My Rose Pruning. A Success or Fiasco?

A Pruned RoseI have always pruned my own roses. I like to prune lightly and I always prune to an outside eye.

My roses have grown well and I always buy a few new ones each year so my rose bushes have grown considerably both  in number and in size.

Not surprisingly, when pruning time came around this year, the prospect of pruning them myself was a little daunting.

In the past, I have always spread my rose pruning over a few days – a system that made my job a lot easier. But the downside is that it affects the blooming time if you prune at different times.

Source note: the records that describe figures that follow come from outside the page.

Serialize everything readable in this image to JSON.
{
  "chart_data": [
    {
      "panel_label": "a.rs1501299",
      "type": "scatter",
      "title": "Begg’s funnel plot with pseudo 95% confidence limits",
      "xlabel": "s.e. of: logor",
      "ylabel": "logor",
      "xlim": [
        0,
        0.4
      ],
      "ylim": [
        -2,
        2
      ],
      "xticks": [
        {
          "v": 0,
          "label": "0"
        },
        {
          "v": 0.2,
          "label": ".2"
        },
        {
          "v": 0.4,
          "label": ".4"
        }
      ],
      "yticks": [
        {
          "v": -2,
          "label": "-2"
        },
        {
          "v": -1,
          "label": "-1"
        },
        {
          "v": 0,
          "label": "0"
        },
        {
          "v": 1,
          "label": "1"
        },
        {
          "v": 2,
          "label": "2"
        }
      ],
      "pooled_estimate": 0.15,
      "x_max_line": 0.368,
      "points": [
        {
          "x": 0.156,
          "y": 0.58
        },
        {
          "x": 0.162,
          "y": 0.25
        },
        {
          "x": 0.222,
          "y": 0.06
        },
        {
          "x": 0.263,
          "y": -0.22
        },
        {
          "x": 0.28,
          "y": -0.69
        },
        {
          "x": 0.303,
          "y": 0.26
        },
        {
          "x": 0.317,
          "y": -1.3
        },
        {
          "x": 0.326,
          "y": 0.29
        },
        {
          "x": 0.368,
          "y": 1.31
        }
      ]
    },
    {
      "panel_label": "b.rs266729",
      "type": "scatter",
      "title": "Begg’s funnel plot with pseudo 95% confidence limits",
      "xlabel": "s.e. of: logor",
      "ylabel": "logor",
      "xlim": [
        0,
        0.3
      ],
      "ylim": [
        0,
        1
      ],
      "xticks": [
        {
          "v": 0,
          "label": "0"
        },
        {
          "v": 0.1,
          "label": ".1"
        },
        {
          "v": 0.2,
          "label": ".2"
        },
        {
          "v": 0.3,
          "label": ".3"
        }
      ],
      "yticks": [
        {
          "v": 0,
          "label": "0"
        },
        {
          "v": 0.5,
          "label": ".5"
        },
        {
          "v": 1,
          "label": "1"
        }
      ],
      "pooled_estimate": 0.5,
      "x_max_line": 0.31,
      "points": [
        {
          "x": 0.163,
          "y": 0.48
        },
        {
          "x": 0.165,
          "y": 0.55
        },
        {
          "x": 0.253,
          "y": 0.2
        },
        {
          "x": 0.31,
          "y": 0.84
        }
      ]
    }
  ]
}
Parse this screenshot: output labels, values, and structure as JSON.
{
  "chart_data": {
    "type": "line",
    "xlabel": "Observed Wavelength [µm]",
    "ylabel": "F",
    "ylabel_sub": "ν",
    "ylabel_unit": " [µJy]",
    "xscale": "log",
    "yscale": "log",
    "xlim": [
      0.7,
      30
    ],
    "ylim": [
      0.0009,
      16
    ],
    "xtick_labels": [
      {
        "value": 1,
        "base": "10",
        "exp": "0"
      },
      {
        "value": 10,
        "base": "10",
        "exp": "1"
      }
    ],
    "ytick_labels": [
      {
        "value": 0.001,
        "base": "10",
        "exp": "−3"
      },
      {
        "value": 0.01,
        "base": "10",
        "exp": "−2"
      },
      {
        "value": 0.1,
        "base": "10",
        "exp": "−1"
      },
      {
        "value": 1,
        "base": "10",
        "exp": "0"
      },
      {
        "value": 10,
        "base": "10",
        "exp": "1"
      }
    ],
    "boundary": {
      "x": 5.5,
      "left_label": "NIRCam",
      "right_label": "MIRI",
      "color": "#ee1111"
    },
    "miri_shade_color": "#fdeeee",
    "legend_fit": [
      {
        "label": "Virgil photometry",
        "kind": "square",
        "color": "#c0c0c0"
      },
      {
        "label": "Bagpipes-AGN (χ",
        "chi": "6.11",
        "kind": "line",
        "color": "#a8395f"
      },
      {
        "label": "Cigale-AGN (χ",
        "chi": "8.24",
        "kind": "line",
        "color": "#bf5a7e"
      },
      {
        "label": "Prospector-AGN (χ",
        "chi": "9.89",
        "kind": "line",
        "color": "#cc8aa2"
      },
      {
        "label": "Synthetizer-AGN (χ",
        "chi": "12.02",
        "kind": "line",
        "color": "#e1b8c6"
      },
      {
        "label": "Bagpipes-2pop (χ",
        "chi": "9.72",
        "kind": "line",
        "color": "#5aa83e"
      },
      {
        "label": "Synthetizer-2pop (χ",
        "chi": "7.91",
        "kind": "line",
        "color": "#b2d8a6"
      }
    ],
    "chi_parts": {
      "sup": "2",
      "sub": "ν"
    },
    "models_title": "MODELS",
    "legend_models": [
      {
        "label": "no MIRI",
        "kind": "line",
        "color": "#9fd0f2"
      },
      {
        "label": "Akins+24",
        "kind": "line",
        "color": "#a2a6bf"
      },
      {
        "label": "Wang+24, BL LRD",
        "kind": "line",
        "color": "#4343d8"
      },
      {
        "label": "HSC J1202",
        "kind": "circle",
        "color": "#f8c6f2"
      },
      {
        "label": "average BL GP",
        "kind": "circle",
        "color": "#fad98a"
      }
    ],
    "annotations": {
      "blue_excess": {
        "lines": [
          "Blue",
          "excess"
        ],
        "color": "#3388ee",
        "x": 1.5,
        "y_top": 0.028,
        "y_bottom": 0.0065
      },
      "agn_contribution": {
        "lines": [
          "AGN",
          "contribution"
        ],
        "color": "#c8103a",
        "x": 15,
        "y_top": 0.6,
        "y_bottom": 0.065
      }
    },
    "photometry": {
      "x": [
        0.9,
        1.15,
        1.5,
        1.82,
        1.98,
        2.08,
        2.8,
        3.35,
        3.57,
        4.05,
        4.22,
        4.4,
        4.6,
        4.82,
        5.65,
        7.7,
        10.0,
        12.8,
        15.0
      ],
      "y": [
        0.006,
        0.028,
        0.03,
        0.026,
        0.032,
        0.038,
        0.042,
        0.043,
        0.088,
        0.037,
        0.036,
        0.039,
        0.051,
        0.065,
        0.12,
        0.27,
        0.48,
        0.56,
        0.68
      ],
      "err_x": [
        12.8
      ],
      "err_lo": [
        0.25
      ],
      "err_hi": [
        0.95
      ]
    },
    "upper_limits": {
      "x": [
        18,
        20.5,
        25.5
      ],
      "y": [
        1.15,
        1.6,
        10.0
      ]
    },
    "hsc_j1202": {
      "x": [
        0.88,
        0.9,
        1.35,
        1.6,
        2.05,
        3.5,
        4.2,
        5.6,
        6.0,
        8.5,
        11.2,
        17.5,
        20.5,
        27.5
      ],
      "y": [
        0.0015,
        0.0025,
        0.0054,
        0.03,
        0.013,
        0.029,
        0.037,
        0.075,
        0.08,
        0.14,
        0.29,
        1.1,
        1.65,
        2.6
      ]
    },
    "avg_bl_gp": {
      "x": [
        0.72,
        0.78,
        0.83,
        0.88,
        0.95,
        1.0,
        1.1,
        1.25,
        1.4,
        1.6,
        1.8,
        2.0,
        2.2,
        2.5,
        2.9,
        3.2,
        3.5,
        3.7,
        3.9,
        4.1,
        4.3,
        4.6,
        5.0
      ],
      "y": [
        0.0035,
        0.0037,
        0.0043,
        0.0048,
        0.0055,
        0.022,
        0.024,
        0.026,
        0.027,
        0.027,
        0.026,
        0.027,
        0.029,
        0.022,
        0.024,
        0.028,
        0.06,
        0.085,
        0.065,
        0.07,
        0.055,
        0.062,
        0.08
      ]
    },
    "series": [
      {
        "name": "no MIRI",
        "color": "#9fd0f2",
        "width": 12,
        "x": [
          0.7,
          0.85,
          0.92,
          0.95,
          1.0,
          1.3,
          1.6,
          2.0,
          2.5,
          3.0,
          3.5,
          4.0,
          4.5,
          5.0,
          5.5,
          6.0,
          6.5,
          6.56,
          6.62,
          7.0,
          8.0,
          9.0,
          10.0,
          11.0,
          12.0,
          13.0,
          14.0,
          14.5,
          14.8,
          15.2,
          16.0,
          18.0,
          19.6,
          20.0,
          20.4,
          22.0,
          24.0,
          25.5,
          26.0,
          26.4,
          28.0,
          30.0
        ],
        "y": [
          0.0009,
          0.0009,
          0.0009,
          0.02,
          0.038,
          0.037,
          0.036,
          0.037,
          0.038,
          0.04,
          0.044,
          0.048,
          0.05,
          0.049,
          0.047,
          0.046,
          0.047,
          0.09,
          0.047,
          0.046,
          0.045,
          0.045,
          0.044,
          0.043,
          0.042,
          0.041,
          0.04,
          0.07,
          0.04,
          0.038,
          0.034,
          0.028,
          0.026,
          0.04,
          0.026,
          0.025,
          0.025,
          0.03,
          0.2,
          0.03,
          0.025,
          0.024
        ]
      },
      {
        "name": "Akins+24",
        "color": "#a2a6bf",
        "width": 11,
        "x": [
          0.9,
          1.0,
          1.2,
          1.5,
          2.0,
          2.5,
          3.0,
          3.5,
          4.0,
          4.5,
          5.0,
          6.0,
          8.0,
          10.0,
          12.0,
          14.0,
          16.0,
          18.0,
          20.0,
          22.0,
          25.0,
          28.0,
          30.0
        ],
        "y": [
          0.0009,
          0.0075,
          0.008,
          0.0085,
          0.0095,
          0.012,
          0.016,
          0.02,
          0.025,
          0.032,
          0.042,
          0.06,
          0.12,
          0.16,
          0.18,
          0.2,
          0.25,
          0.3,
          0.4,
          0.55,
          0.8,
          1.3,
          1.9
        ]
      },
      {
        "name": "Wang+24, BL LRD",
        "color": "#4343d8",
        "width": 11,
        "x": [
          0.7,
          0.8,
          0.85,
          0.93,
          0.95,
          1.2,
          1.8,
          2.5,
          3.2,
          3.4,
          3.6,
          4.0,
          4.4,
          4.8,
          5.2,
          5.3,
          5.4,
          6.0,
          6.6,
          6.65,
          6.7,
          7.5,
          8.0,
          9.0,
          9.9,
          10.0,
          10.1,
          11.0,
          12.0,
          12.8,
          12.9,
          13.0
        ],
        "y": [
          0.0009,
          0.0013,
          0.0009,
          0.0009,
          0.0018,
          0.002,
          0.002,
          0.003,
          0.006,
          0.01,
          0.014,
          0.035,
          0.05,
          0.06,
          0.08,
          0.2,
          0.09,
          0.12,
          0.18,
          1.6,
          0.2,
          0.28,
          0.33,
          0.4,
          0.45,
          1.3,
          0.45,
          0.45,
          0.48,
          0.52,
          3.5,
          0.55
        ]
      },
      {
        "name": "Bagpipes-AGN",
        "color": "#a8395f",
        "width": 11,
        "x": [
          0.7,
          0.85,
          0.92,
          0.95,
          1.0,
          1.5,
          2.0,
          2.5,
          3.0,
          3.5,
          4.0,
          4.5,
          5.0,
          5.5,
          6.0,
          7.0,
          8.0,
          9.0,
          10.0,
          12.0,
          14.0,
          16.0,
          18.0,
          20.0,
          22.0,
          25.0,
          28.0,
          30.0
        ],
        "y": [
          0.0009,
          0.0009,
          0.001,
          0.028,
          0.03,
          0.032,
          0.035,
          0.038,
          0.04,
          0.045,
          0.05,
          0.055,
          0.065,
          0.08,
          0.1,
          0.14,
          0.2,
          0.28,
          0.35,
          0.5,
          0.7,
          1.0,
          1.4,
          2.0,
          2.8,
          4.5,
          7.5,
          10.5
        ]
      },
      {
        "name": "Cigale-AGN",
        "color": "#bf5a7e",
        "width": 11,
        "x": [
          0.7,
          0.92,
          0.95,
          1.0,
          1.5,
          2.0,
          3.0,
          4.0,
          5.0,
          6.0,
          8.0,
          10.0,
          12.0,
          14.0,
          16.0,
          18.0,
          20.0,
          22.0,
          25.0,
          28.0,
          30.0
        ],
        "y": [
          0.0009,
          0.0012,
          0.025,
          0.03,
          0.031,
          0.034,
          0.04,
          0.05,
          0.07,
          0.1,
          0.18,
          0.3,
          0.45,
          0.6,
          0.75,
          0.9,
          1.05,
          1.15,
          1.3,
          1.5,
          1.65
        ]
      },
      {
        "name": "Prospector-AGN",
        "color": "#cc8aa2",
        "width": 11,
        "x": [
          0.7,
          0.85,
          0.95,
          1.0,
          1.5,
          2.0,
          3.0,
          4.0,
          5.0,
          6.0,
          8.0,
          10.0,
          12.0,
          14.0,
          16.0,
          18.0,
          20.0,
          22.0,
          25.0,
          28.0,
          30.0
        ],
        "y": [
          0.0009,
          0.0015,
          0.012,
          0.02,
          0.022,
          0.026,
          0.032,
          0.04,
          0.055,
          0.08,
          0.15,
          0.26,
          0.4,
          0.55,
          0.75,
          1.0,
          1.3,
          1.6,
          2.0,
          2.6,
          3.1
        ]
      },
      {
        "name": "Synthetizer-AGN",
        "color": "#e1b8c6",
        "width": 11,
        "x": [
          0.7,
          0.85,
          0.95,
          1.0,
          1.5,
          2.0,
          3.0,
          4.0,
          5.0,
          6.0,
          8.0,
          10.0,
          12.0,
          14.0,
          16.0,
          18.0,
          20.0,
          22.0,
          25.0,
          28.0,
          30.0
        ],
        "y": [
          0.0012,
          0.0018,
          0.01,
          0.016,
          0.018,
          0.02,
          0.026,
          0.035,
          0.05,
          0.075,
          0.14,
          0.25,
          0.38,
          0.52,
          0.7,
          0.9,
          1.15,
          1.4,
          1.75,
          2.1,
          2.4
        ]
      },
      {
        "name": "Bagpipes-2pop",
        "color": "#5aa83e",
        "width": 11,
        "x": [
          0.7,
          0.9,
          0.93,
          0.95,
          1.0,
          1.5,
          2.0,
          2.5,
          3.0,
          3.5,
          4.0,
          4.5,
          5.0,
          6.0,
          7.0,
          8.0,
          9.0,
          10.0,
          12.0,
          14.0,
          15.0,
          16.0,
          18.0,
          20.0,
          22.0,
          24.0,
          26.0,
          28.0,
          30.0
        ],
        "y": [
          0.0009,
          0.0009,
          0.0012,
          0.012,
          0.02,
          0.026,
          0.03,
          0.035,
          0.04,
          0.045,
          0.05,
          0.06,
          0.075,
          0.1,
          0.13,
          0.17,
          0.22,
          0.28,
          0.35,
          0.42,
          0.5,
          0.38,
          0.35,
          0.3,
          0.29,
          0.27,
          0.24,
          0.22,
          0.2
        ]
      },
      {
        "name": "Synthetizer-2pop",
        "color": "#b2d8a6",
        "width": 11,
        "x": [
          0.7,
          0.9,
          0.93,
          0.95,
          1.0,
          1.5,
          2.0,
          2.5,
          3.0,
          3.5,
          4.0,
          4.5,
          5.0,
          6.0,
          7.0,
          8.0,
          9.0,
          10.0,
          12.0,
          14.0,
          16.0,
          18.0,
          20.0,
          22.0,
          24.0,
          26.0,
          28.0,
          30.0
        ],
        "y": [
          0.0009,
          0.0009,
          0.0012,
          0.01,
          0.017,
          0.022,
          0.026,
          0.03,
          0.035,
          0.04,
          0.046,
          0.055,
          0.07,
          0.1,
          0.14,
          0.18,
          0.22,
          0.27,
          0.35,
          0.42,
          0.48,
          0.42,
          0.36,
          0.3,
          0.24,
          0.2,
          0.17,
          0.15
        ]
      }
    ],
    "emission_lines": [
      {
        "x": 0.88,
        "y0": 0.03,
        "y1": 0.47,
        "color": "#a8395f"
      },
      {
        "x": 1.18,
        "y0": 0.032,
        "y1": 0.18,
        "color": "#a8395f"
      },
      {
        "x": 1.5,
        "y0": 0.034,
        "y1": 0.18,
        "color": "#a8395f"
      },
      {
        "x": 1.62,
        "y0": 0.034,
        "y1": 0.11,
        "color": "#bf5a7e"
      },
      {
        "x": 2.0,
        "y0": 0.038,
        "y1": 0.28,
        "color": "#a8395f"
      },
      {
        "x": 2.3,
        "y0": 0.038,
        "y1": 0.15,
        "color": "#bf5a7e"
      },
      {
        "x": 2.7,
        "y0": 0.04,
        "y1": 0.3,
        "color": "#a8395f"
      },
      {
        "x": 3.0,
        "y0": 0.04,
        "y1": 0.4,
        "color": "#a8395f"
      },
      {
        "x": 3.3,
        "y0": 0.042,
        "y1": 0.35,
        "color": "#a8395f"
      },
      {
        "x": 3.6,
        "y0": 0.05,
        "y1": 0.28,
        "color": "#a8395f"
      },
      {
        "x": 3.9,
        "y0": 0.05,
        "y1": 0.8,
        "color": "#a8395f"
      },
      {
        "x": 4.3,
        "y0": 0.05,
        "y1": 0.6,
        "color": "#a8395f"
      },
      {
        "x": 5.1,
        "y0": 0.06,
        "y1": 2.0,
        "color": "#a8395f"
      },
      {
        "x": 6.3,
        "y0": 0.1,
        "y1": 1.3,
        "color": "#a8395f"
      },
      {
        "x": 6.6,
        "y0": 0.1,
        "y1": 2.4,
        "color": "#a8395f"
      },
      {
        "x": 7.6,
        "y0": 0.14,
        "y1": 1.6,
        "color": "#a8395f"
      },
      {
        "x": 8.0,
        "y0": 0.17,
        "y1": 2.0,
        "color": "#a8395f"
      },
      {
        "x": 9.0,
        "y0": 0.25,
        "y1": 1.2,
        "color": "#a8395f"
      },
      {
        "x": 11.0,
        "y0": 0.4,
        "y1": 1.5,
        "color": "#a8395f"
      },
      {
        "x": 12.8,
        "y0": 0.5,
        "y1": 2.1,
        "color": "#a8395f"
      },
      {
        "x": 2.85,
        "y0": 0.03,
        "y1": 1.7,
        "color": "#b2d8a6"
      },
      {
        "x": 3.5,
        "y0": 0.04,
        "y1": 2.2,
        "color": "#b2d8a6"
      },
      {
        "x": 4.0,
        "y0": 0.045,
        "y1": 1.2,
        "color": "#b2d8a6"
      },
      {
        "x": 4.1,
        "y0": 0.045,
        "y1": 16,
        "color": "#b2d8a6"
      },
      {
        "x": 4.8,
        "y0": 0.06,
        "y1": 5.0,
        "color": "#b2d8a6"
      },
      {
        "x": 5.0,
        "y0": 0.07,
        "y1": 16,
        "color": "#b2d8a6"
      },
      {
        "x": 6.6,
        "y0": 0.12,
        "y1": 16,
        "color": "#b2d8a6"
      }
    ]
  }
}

This year I didn’t want to stagger the pruning as I want to have a big flush of roses in October.

In addition to this, my Mr Lincoln has grown to an enormous height – about 17 -20 feet and the canes are not canes but veritable tree trunks. The thought of pruning this monster was more than a little daunting.

So these are all my reasons for deciding to call in:

A Professional Rose Pruner

Well he arrived with all the necessary paraphernalia and I sat down with a cup of tea and watched him in silent triumph! This was the way to do it!

Fantastic! He went through the whole lot in about an hour and a half. He lopped off all the heavier canes in a matter of seconds. I was very impressed.

However!

When I checked the results after he left it seemed as if he had used a hedge cutter on my roses. It looked like a massacre. A fiasco. My beautiful rose canes had been chopped off mercilessly.

For a full week I couldn’t look at the rose bushes. I didn’t even inspect them to see if any shoots had appeared. And I swore I would never go the lazy route again.

Another however!

It is now a month later and spring has officially arrived. My roses have sent out shoots in all directions and I’m relieved to report that everything looks rather healthy.

With one important distinction.

In addition to the new leaves that are sprouting, most of the rose bushes are now sending out marvelous red shoots from their bases.

These will be the new canes that are every rose grower’s dream. In fact I love to see shoots like these even more than the flowers themselves because they hold so much promise for the new season.

So it remains to be seen if this was indeed a pruning fiasco or a fortunate mistake on my part.

It’s just remotely possible that this was a mistake that I may wish to repeat next year.

I’ll keep you posted about my rose pruning experiment.